Sun Jul 29 02:47:08 CEST 2007

On 7/27/07, Michael Niedermayer <michaelni at gmx.at> wrote:
> Hi
>
> On Fri, Jul 27, 2007 at 09:56:34PM -0400, Marc Hoffman wrote:
> > Hi,
> >
> > On 7/27/07, Michael Niedermayer <michaelni at gmx.at> wrote:
> > > Hi
> > >
> > > On Fri, Jul 27, 2007 at 05:40:14PM -0400, mmh wrote:
> > > [...]
> > > > +/*
> > > > +  This is a fixedpoint inplace 32bit FFT which accepts 3 arguments:
> > > > +
> > > > +  @param X   - input signal in format 1.31
> > > > +  @param W   - phase factors in 1.31 format
> > > > +  @param lgN - log_2(N) where N is the size of the input data set.
> > > > +
> > > > +*/
> > > > +void ff_fft32 (FFTContext *c, FFTComplex32 *X)
> > > > +{
> > > > +    FFTComplex16 *W = c->exptab16;
> > > > +    int lgN    = c->nbits;
> > > > +    int N      = 1<<lgN;
> > > > +    int s, j, k, m, w, ws;
> > > > +    int64_t wwr,wwi;
> > > > +
> > > > +    for (s=1; s<=lgN; s++) {
> > > > +        m  = 1<<s;
> > > > +        ws = 1<<(lgN-s);
> > > > +        w=0;
> > > > +        for (j=0; j<m/2; j++) {
> > > > +            wwr=W[w].re;
> > > > +            wwi=W[w].im;
> > > > +            w+=ws;
> > > > +            for (k=j; k<N; k+=m) {
> > > > +                long tr,ti;
> > > > +                int k2 = k+m/2;
> > >
> > > signed and /2 is slow either changed to unsiged or use >>1
> > >
> > Compiler should take care of this via strength reduction and to boot
> > its a constant in the loop.
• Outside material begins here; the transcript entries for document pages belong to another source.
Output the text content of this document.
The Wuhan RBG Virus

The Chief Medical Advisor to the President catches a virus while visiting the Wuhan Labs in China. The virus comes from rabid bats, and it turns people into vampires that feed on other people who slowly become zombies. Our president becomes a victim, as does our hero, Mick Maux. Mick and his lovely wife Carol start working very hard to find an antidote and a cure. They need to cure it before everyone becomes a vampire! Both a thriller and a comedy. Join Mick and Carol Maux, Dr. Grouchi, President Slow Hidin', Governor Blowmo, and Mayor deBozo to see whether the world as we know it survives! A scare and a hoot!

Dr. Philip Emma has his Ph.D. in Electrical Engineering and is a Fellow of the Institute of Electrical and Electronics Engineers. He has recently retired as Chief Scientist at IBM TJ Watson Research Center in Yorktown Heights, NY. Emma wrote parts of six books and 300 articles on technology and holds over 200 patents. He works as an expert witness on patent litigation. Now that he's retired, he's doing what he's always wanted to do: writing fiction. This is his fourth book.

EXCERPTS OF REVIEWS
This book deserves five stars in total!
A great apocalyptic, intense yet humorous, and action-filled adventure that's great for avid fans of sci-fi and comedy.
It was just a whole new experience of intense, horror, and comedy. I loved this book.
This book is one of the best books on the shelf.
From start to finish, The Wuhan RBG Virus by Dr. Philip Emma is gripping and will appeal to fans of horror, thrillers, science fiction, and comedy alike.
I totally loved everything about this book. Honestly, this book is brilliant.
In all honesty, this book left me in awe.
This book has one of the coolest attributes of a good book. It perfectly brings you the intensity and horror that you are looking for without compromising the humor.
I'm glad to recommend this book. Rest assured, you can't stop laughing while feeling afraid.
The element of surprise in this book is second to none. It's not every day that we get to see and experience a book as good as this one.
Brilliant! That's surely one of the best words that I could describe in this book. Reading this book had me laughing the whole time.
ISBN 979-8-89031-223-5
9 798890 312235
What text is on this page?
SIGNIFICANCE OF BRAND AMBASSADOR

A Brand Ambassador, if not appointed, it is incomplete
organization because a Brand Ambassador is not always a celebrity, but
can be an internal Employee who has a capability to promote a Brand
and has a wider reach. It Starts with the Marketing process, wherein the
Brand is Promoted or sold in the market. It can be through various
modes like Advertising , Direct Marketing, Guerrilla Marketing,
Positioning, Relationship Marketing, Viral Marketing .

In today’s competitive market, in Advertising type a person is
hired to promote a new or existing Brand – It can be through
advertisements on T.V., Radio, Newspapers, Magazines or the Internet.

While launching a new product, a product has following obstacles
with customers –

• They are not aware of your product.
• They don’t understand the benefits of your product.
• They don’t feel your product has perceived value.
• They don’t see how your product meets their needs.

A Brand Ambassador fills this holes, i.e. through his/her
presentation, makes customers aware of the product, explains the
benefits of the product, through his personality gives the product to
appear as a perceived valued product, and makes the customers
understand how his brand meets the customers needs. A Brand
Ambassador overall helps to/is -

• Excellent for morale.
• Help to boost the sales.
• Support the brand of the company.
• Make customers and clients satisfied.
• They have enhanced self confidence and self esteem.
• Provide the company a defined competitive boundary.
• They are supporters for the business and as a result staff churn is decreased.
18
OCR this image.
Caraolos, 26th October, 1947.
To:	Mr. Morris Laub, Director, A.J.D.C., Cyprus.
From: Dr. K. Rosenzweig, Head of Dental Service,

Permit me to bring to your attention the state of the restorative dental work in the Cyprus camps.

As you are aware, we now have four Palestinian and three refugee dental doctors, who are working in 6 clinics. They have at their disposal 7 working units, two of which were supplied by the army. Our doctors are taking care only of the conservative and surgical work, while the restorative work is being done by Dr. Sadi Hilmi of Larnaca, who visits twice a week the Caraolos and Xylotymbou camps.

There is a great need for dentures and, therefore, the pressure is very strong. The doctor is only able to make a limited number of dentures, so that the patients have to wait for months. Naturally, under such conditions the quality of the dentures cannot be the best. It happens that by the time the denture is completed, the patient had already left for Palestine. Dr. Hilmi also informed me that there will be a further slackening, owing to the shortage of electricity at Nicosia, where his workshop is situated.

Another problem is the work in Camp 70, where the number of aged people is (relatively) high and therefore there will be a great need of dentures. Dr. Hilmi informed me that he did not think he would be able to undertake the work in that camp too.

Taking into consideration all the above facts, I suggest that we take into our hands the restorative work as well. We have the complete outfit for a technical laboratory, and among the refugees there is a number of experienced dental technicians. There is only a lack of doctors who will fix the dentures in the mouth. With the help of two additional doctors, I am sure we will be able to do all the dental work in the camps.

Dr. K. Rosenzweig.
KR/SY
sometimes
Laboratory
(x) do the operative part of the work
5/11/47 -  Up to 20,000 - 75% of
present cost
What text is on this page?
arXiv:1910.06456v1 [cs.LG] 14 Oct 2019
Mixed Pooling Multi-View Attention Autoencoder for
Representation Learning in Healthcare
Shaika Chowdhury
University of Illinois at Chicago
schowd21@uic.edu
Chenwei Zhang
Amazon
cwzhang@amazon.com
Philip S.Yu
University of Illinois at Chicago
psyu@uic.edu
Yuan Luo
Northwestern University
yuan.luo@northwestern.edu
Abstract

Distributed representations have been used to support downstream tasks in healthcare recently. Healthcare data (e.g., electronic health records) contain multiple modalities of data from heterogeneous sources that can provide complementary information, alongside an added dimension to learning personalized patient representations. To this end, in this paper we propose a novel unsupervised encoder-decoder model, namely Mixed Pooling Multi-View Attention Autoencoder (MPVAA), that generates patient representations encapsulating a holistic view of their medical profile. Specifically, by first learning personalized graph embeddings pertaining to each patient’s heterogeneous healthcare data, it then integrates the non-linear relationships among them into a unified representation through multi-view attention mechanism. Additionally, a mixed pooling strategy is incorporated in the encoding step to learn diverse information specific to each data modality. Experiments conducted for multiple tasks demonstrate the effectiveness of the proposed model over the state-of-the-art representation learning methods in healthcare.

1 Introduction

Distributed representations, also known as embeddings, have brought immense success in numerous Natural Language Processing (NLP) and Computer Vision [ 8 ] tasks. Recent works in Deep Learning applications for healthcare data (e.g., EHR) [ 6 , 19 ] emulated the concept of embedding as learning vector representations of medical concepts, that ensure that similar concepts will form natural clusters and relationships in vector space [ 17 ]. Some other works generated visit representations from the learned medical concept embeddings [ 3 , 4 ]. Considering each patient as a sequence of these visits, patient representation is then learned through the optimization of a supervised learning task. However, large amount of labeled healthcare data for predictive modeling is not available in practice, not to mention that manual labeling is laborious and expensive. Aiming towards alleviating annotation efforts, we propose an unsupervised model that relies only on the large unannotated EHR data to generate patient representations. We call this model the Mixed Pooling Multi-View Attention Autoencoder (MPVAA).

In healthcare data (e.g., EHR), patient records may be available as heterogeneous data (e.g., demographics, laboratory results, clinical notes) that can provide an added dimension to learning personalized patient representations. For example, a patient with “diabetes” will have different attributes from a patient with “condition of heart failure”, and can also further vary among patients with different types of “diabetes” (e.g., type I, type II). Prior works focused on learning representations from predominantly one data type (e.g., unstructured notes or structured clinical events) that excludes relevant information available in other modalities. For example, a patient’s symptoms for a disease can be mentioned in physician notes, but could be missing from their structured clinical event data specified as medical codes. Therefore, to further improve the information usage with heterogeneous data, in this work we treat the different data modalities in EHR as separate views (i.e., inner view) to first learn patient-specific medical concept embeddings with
I think m/2 is ok but will change if you
> > want me too semantics are identical.
>
> you put a lot of trust in the compiler, this is not a simple optimization
> it has to proof m can not reach values where m>>1 != m/2
>

Come on this is trivial...

>
> >
> > >
> > > > +
> > > > +                tr        = (X[k2].re*wwr - X[k2].im*wwi + 0x4000)>>15;
> > > > +                ti        = (X[k2].re*wwi + X[k2].im*wwr + 0x4000)>>15;
> > > > +
> > > > +                X[k2].re  = (X[k].re - tr);
> > > > +                X[k2].im  = (X[k].im - ti);
> > > > +
> > > > +                X[k].re   = (X[k].re + tr);
> > > > +                X[k].im   = (X[k].im + ti);
> > > > +            }
> > > > +        }
> > > > +    }
> > > > +}
> > >
> > > what about implementing a split radix fft?
> > > (http://en.wikipedia.org/wiki/Split-radix_FFT)
> >
> > I'm thinking this is the begining of the whole fixedpoint thing.  My
> > real goal here is to get some of this working with an audio codec and
> > see what we really need to optimize.
>
> if you agree to implement a split radix fixedpoint & float fft later
> then ive no objections, otherwise i do
>

Sure when the time comes I will do this.

>
> >
> > >
> > > also several iterations have trivial (1/-1/0) w* these should not be done
> > > in this generic way
> > ?
>
> these things called twiddle factors, which are represented by wwr and wwi in
> your code have values like 1/-1/0, well 32768/-32768/0 as its fixedpoint
> in some iterations and its very lame to do a full complex multiplication
> for w being one of 1,-1,i,-i
>

no problem we can factor out the end stages.  I was thinking we would
start simple get one of the audio things working then optimize it.
There are a lot of things we can do this is just one of them.